Orpaillage artisanal en Mauritanie : nouveau mécanisme d’encadrement
Mauritanie : Coup de filet réglementaire sur l'or artisanal, le gouvernement serre la vis

Le gouvernement mauritanien encadre l’orpaillage artisanal : traçabilité, taxe de 3 % et transactions bancaires obligatoires. Explications.
Face aux enjeux économiques de l’orpaillage, le ministre des Mines Dy Ould Zein annonce un mécanisme transitoire d’encadrement : traçabilité renforcée, taxe de 3 % et lutte contre le marché noir.
Mauritanie : Coup de filet réglementaire sur l’or artisanal, le gouvernement serre la vis
Pour faire face aux enjeux économiques et sécuritaires de l’orpaillage, le gouvernement mauritanien déploie un dispositif transitoire inédit. Objectif : éradiquer le marché noir, alimenter les caisses de l’État en devises et sécuriser le travail des orpailleurs.
Nouakchott, 12 août 2026 — Fin de la récréation pour la commercialisation informelle du métal jaune en Mauritanie. Lors du traditionnel Conseil des ministres de ce mercredi 12 août 2026, le ministre des Mines et de l’Industrie, M. Dy Ould Zein, a présenté une communication majeure actant la mise en place d’un mécanisme transitoire d’encadrement strict de l’or issu de l’exploitation artisanale et de la petite mine.
Une réponse pragmatique, adoptée en attendant le déploiement effectif des guichets et comptoirs commerciaux prévus par la loi n° 026/2022.
Fin de l’informel, cap sur la traçabilité intégrale
L’orpaillage artisanal génère aujourd’hui un volume d’exportation estimé à environ 2 tonnes d’or. Mais pendant longtemps, une partie non négligeable de cette richesse échappait aux radars de l’État. Avec ce nouveau cadre, le mot d’ordre est clair : transparence et traçabilité.
Désormais, chaque orpailleur est tenu de déclarer sa production auprès de l’Agence nationale Maaden Mauritania. L’ensemble du processus — de la provenance de l’or à sa destination finale, en passant par sa pesée et sa certification technique — s’effectuera exclusivement dans des centres agréés placés sous haute sécurité et vidéosurveillance.
« À travers ce mécanisme, nous voulons garantir la traçabilité de l’or produit au niveau national […] et mettre fin aux circuits informels susceptibles de priver l’État et l’économie nationale d’une partie des revenus de ce secteur et d’exposer les droits des orpailleurs à des pertes, »
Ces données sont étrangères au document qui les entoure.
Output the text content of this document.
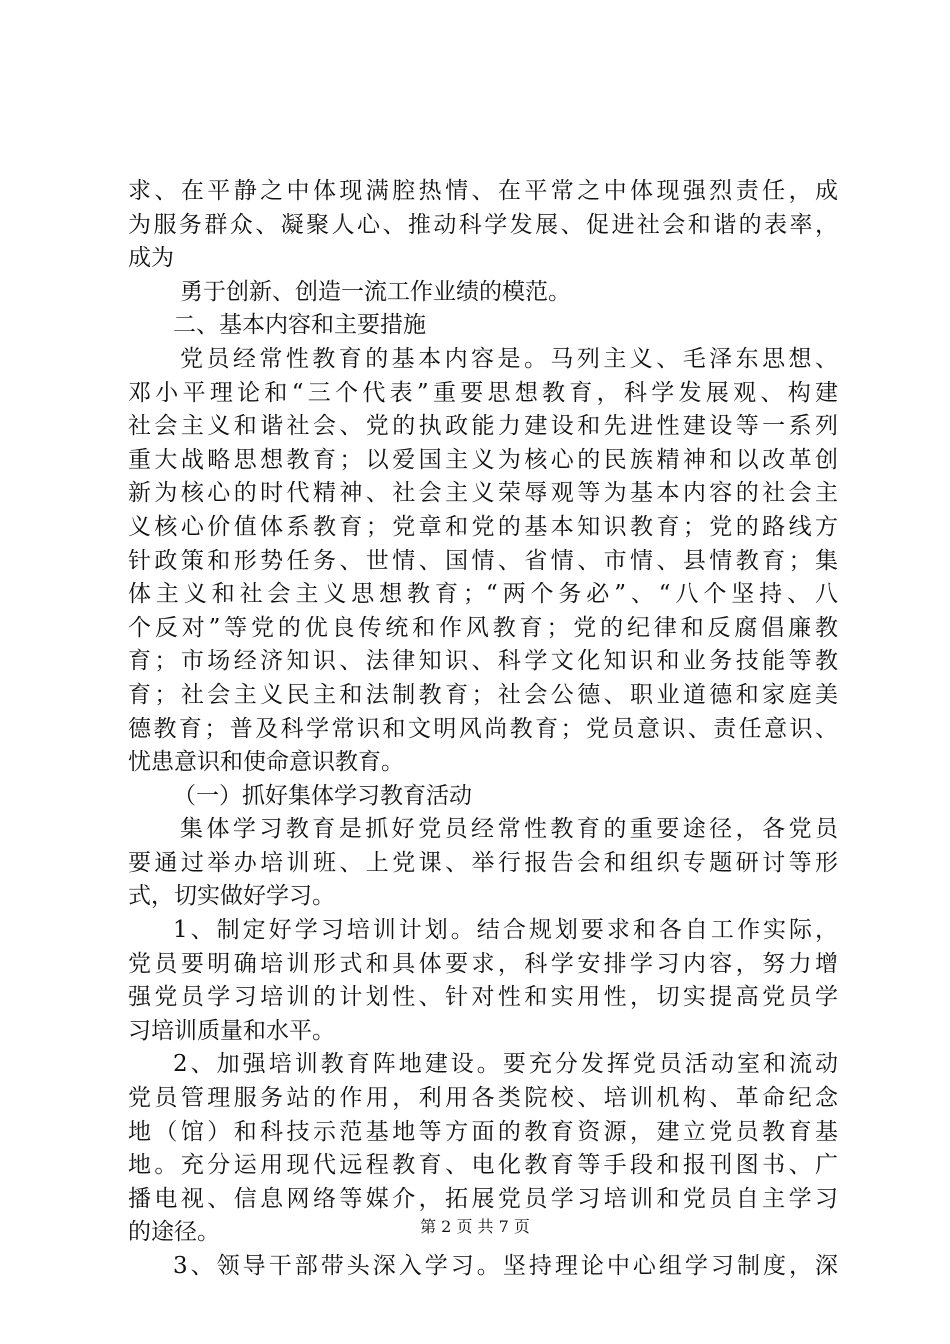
求、在平静之中体现满腔热情、在平常之中体现强烈责任，成
为服务群众、凝聚人心、推动科学发展、促进社会和谐的表率，
成为
勇于创新、创造一流工作业绩的模范。
二、基本内容和主要措施
党员经常性教育的基本内容是。马列主义、毛泽东思想、
邓小平理论和“三个代表”重要思想教育，科学发展观、构建
社会主义和谐社会、党的执政能力建设和先进性建设等一系列
重大战略思想教育；以爱国主义为核心的民族精神和以改革创
新为核心的时代精神、社会主义荣辱观等为基本内容的社会主
义核心价值体系教育；党章和党的基本知识教育；党的路线方
针政策和形势任务、世情、国情、省情、市情、县情教育；集
体主义和社会主义思想教育；“两个务必”、“八个坚持、八
个反对”等党的优良传统和作风教育；党的纪律和反腐倡廉教
育；市场经济知识、法律知识、科学文化知识和业务技能等教
育；社会主义民主和法制教育；社会公德、职业道德和家庭美
德教育；普及科学常识和文明风尚教育；党员意识、责任意识、
忧患意识和使命意识教育。
（一）抓好集体学习教育活动
集体学习教育是抓好党员经常性教育的重要途径，各党员
要通过举办培训班、上党课、举行报告会和组织专题研讨等形
式，切实做好学习。
1、制定好学习培训计划。结合规划要求和各自工作实际，
党员要明确培训形式和具体要求，科学安排学习内容，努力增
强党员学习培训的计划性、针对性和实用性，切实提高党员学
习培训质量和水平。
2、加强培训教育阵地建设。要充分发挥党员活动室和流动
党员管理服务站的作用，利用各类院校、培训机构、革命纪念
地（馆）和科技示范基地等方面的教育资源，建立党员教育基
地。充分运用现代远程教育、电化教育等手段和报刊图书、广
播电视、信息网络等媒介，拓展党员学习培训和党员自主学习
的途径。
3、领导干部带头深入学习。坚持理论中心组学习制度，深
第 2 页 共 7 页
M. Dy Ould Zein, ministre des Mines et de l’Industrie.
Les points clés du nouveau mécanisme
Le gouvernement entend instaurer des règles du jeu claires, structurées autour de quatre axes majeurs :
1. Liberté commerciale maîtrisée : Les acteurs conservent la liberté de choisir leurs clients ainsi que le mode de certification parmi les méthodes reconnues.
2. Fiscalité simplifiée et attractive : Un prélèvement forfaitaire de **3 % à l’exportation** est appliqué sur chaque transaction, venant se substituer à toute autre retenue.
3. Paiement bancaire obligatoire : Afin d’assurer le rapatriement effectif des recettes d’exportation en devises vers le pays, toutes les transactions financières se feront exclusivement via des comptes bancaires.
4. Cadastre et garanties d’État : L’État réaffirme qu’il respecte ses engagements envers les détenteurs de permis : les périmètres attribués sont inscrits au cadastre minier et les droits acquis sont pleinement protégés.
« Une mesure temporaire, mais ferme »
Le ministre s’est voulu rassurant à l’égard de la profession : Maaden Mauritanie n’intervient pas pour bloquer le marché, mais pour contrôler la légalité, sécuriser les opérateurs et accélérer la professionnalisation d’un secteur stratégique. Un délai de grâce permettra aux acteurs de se conformer aux nouvelles exigences.
Cependant, la bienveillance du gouvernement s’accompagne d’un avertissement sans équivoque pour ceux qui tenteraient de contourner les circuits officiels.
« Toute opération réalisée en dehors du cadre défini par ce mécanisme sera considérée comme une opération irrégulière et ses auteurs s’exposeront aux sanctions prévues par la législation en vigueur, » a mis en garde le ministre, rappelant que les contrevenants risquent la confiscation pure et simple de leur production.
En posant ces jalons, la Mauritanie s’assure un meilleur approvisionnement en devises tout en offrant aux orpailleurs un cadre de travail légal, sécurisé et valorisant. Une transition stratégique en attendant le maillage définitif du territoire par les bureaux commerciaux.